THE image was upside-down.
A seminar my class recently coordinated was delayed when the image projected on the screen was inverted.
Desiring to orient stakeholders about human trafficking, the students invited speakers to discuss programs that could help trafficked victims move on.
During the lull, I spoke with a speaker representing the Technical Education and Skills Development Authority (Tesda). He was interested to promote their training programs.
Aside from including materials and a certification of completion, the trainings are free. Residents can also register at their barangay, and the agency will conduct the training on-site, making it more accessible.
Recalling the SunStar Cebu special report series, published last Mar. 3-6, about the rehabilitation of those who surrendered under Project Tokhang, I asked the speaker if Tesda was training drug surrenderers to consider options that did not include peddling illegal drugs.
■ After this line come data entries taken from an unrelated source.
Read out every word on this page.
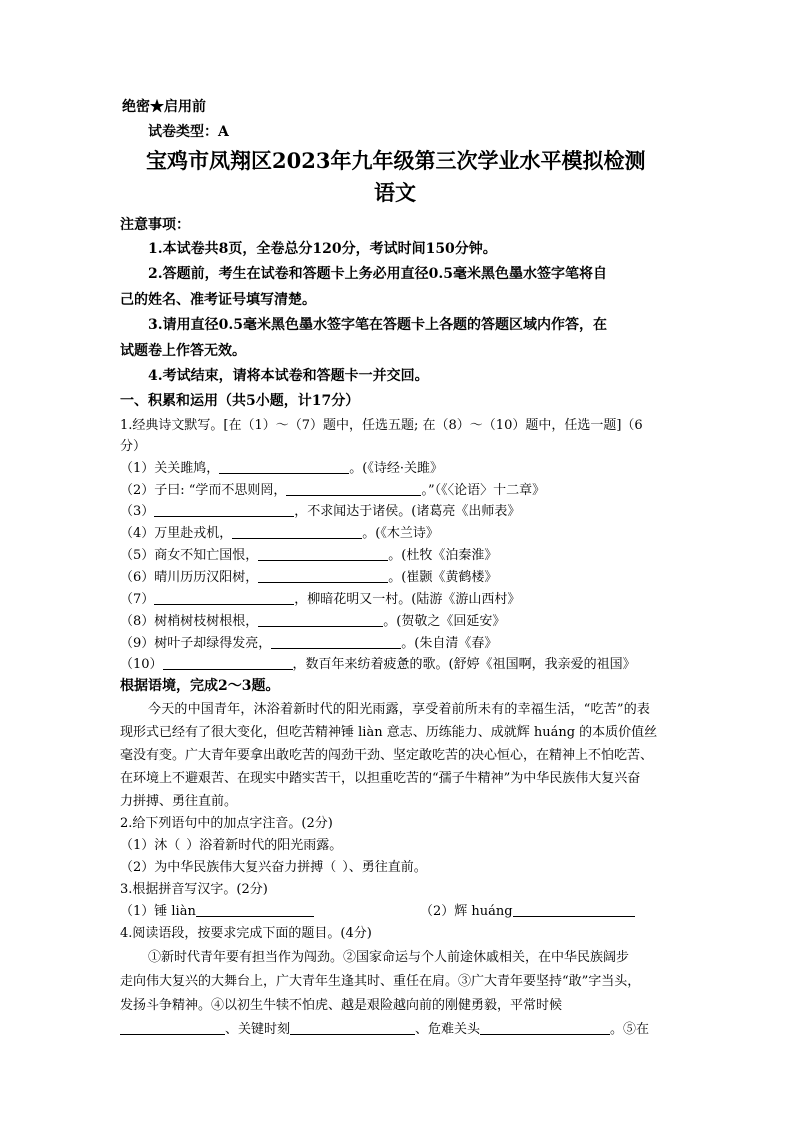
绝密★启用前
试卷类型：A
宝鸡市凤翔区2023年九年级第三次学业水平模拟检测
语文
注意事项：
1.本试卷共8页，全卷总分120分，考试时间150分钟。
2.答题前，考生在试卷和答题卡上务必用直径0.5毫米黑色墨水签字笔将自
己的姓名、准考证号填写清楚。
3.请用直径0.5毫米黑色墨水签字笔在答题卡上各题的答题区域内作答，在
试题卷上作答无效。
4.考试结束，请将本试卷和答题卡一并交回。
一、积累和运用（共5小题，计17分）
1.经典诗文默写。[在（1）～（7）题中，任选五题; 在（8）～（10）题中，任选一题]（6
分）
（1）关关雎鸠，	。(《诗经·关雎》
（2）子曰: “学而不思则罔，	。”（《〈论语〉十二章》
（3）	，不求闻达于诸侯。(诸葛亮《出师表》
（4）万里赴戎机，	。(《木兰诗》
（5）商女不知亡国恨，	。(杜牧《泊秦淮》
（6）晴川历历汉阳树，	。(崔颢《黄鹤楼》
（7）	，柳暗花明又一村。(陆游《游山西村》
（8）树梢树枝树根根，	。(贺敬之《回延安》
（9）树叶子却绿得发亮，	。(朱自清《春》
（10）	，数百年来纺着疲惫的歌。(舒婷《祖国啊，我亲爱的祖国》
根据语境，完成2～3题。
今天的中国青年，沐浴着新时代的阳光雨露，享受着前所未有的幸福生活，“吃苦”的表
现形式已经有了很大变化，但吃苦精神锤 liàn 意志、历练能力、成就辉 huáng 的本质价值丝
毫没有变。广大青年要拿出敢吃苦的闯劲干劲、坚定敢吃苦的决心恒心，在精神上不怕吃苦、
在环境上不避艰苦、在现实中踏实苦干，以担重吃苦的“孺子牛精神”为中华民族伟大复兴奋
力拼搏、勇往直前。
2.给下列语句中的加点字注音。(2分)
（1）沐（ ）浴着新时代的阳光雨露。
（2）为中华民族伟大复兴奋力拼搏（ ）、勇往直前。
3.根据拼音写汉字。(2分)
（1）锤 liàn	（2）辉 huáng
4.阅读语段，按要求完成下面的题目。(4分)
①新时代青年要有担当作为闯劲。②国家命运与个人前途休戚相关，在中华民族阔步
走向伟大复兴的大舞台上，广大青年生逢其时、重任在肩。③广大青年要坚持“敢”字当头，
发扬斗争精神。④以初生牛犊不怕虎、越是艰险越向前的刚健勇毅，平常时候
、关键时刻	、危难关头	。⑤在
The speaker said that the reluctance of the Department of Health to certify that they were psychologically stable barred drug surrenderers from certain trainings.
Would you conduct a training in automotive servicing or hairdressing with cosmetology if you feared the screwdriver or scissor in the drug dependent’s hand? he asked.
His candid comment surfaced again amidst the celebration over the passers of the 2016 Philippine Bar Exams.
Not only was the passing rate of 59.06 percent among the highest in recent years, the Bar topnotchers were graduates of schools outside of Metro Manila.
Among the most stirring stories were accomplishments made by ordinary people facing extraordinary challenges: juggling law studies with work, a family, past failures, advanced age, poor health.
Emerging consistently in these tales was the person’s sense of self-worth.
Belief in oneself trumps being born into wealth, having innate brilliance, or developing self-discipline.
How is self-esteem developed? Over the decades, I’ve often wondered how adversity has different effects on different people.
The slightest pressure can pull a person under. And unimaginable obstacles make others soar higher.
Remembering the comment of the Tesda representative, I’ve wondered if I had paid equal attention, too, to the outliers on both ends of the spectrum: the ones who are brilliant, and the ones who are not. The ones who succeed, the ones who don’t.
It only takes a slip of the tongue to pronounce “paso” two different ways. Put the accent on the second syllable, the word means “march,” a metaphor for graduation, a transition prized by every student and parent.
Fix the accent on the first syllable, and the word means “burn”.